<em>The Oranges</em>

In the initially promising, occasionally enjoyable, and ultimately snooze-worthy dramedy The Oranges, the setting is the all-American turf of the ‘burbs and the things that can and do go bump in them. Said bumps in the neat, clean fabric of suburban life, in West Orange, New Jersey, include the usual modest-case scenarios, such as a twentysomething daughter stalled in her dream of moving to N.Y.C. or the usual big and little chills between old married couples. But a nefarious May-December romance in the neighborhood counts as a bump morphed into a bombshell.

Here, at story’s center, we have a tight-knit pair of families on the same street, drifting along in a comfortable routine until a micro Armageddon befalls them, involving a restless and lovely young woman (Leighton Meester) and a willing midlife-crisis victim nuzzle in the mancave. Party over. Party begun. The cast does a suitable, fine job with the material, Hugh Laurie and Catherine Keener on one side of the street and Allison Janney and Oliver Platt on the other. Young Alia Shawkat serves the voice-of-reason role as the de facto narrator of the story, but things go amiss and alack around midpoint in the film.

Periodically enough to keep us in our seats, our interest is piqued and re-piqued, as in a scene of shocking discovery in a motel parking lot, involving the interaction of gag reflex and a numbered ice bucket.
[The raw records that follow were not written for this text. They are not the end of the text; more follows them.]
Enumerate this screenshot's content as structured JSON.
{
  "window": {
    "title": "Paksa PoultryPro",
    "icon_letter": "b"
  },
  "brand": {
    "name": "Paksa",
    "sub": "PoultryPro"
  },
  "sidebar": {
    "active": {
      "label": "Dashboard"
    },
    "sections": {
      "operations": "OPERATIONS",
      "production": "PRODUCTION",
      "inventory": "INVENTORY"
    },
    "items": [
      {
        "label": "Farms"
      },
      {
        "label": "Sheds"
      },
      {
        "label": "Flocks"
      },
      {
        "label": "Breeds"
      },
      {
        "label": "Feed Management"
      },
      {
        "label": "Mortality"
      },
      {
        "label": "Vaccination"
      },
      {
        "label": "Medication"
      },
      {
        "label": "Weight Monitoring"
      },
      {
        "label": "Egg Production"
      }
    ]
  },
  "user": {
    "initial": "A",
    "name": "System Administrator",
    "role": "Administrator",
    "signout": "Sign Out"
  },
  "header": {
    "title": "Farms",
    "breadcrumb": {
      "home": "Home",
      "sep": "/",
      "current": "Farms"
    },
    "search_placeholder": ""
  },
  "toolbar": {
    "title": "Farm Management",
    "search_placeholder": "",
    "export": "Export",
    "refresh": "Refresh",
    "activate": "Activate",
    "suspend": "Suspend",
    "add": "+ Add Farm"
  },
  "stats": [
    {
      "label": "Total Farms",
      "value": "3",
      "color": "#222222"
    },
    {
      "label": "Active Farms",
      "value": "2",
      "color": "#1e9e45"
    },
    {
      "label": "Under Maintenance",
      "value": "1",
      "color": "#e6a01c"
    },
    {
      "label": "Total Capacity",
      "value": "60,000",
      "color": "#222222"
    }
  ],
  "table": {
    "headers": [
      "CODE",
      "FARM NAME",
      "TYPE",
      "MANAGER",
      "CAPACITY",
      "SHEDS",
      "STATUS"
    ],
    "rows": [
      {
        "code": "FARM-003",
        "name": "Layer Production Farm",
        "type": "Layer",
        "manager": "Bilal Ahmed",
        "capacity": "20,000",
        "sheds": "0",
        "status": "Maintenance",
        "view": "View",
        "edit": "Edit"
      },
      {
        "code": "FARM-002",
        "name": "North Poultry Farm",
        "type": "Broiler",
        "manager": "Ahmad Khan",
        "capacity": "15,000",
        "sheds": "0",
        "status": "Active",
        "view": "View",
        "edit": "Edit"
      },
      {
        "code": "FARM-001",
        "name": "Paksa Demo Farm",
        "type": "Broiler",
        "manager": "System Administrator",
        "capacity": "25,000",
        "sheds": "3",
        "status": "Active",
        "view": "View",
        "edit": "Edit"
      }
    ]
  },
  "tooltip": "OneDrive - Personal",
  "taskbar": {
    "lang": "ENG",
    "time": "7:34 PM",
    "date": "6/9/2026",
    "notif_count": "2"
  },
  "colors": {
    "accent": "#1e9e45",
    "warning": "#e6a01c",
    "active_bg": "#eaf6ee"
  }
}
Better yet, the idea of suburban ideals upended reaches its apex when a yuletide-loving mother (Keener, clearly one of the star attractions) channels her post–cheatin’ mate rage by steering her station wagon through a static posse of Christmastime lawn ornaments. The scene feels subversive and liberating, a suburb-bashing explosion of anti-American sentiment we’ve gotta love.

For its charms, though, The Oranges keeps getting smaller and smaller as it goes, in terms of our interest and the very dimension of its vision, until it feels like one of those small-screen ventures imposed on the big screen. We feel as if we should be able to pause the thing and let the dog out. That’s not a good sign at the movies.